People who had a lot of trouble with life in itself. Understandably, if you have to live from the beginning of that life with the knowledge that your universe is a dangerous path on which you can‘t trust anything, and pain and loneliness โ€” because who do you talk to as a child about those things โ€” are fixed data. Then you are so busy with survival that there is hardly room for personal growth.

Abuse

Nelson Maatman, read the book A small life by writer Hanya Yanagihara. Explaining in detail what abuse can do with a life. How messed up you can get through it. How it destroys a life, despite intelligence and a handsome face. But I know it’s against deaf ears. Because you‘re an advocate of something that caused me to see big wounds being struck. Wounds that will never heal completely.
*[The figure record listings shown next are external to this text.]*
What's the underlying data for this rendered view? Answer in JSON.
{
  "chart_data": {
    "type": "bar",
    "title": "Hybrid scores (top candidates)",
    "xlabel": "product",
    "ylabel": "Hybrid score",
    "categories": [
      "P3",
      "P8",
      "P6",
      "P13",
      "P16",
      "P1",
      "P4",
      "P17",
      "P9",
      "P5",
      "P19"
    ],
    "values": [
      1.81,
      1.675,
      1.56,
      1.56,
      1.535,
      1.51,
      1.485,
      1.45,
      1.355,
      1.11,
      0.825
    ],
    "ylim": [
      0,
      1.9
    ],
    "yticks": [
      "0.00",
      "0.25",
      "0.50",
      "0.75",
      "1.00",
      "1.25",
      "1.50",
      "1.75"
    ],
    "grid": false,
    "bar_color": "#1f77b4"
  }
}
Which are being ripped open over and over again.

And not only at boarding school, but also in my later life I once again came across an abuse case in very close vicinity. A classic case again: an adult who caught up with little girls. I saw up close how it emotionally and mentally deformed the children. How the feeling of inferiority bothered them in their growth towards stable adult. How abuse of power became normal in those lives. They made the wrong choices. For bad, scary boyfriends. For drugs. I saw the parents suffer. A lot of damage that never had to be there.

Victim role

The causative agent of that suffering was in the victim role just like you. Just like his wife, who knew. He wouldn’t have hurt them, would he? It had stopped now, right? But, of course, it wasn‘t like that. For these girls, it would never end again. They would always feel the dirty hands. The old tongue in theirChildren’s mouths. And the rest. Just like your victims, Nelson Maatman. Because that‘s what I call the kids you’re imposing adult sex on, victims.

But no. You‘re the victim. You need security. Really? In my opinion, the people in your neighborhood need security. Against you. So that they don’t get damaged for life. But you don‘t understand that. You understand that people are shocked, but not that they become aggressive, you tell me. You feel threatened, and you’re threatened, too.

Chemical castration

That last faith and I understand, Nelson Maatman. Because your ethical awareness is so distorted that you probably never come to the conclusion from yourself that what you want is impossible. From your victim position, because that‘s how people like you do this, you can be cops. Asking for security. For pity, it turns out from your interviews. Abuse children. Because, after all, you’re the one who‘s pathetic. No one else. And from that position, you can do anything.

I hope I never meet you, Nelson Maatman. Because all the suffering I have seen through abuse has left traces on me too. I understand what shocked leads to aggression. I feel that myself. I’m in favour of locking people like you. For chemical castration, too. And anyone who could really look deep inside me comes to thoughts that I better not write down here. One in which many can find themselves with me. It turns out.

We‘re

the norm

, Nelson Maatman. We’re normal. Not you, you‘re messed up. Dangerous. – Crazed. That’s why people are taking the streets, Nelson Maatman. That is why we are demonstrating. That‘s why people become aggressive. That’s why all this turmoil around you and yours. Because we don‘t want our children to be hurt. Be injured. To be seen as a tool for your lusts.

We want them to grow up unharmed to stable adults. And for predators like you, there’s no room. So lift that party, Nelson. Go into therapy. And leave children alone. For their sake, but certainly for yours.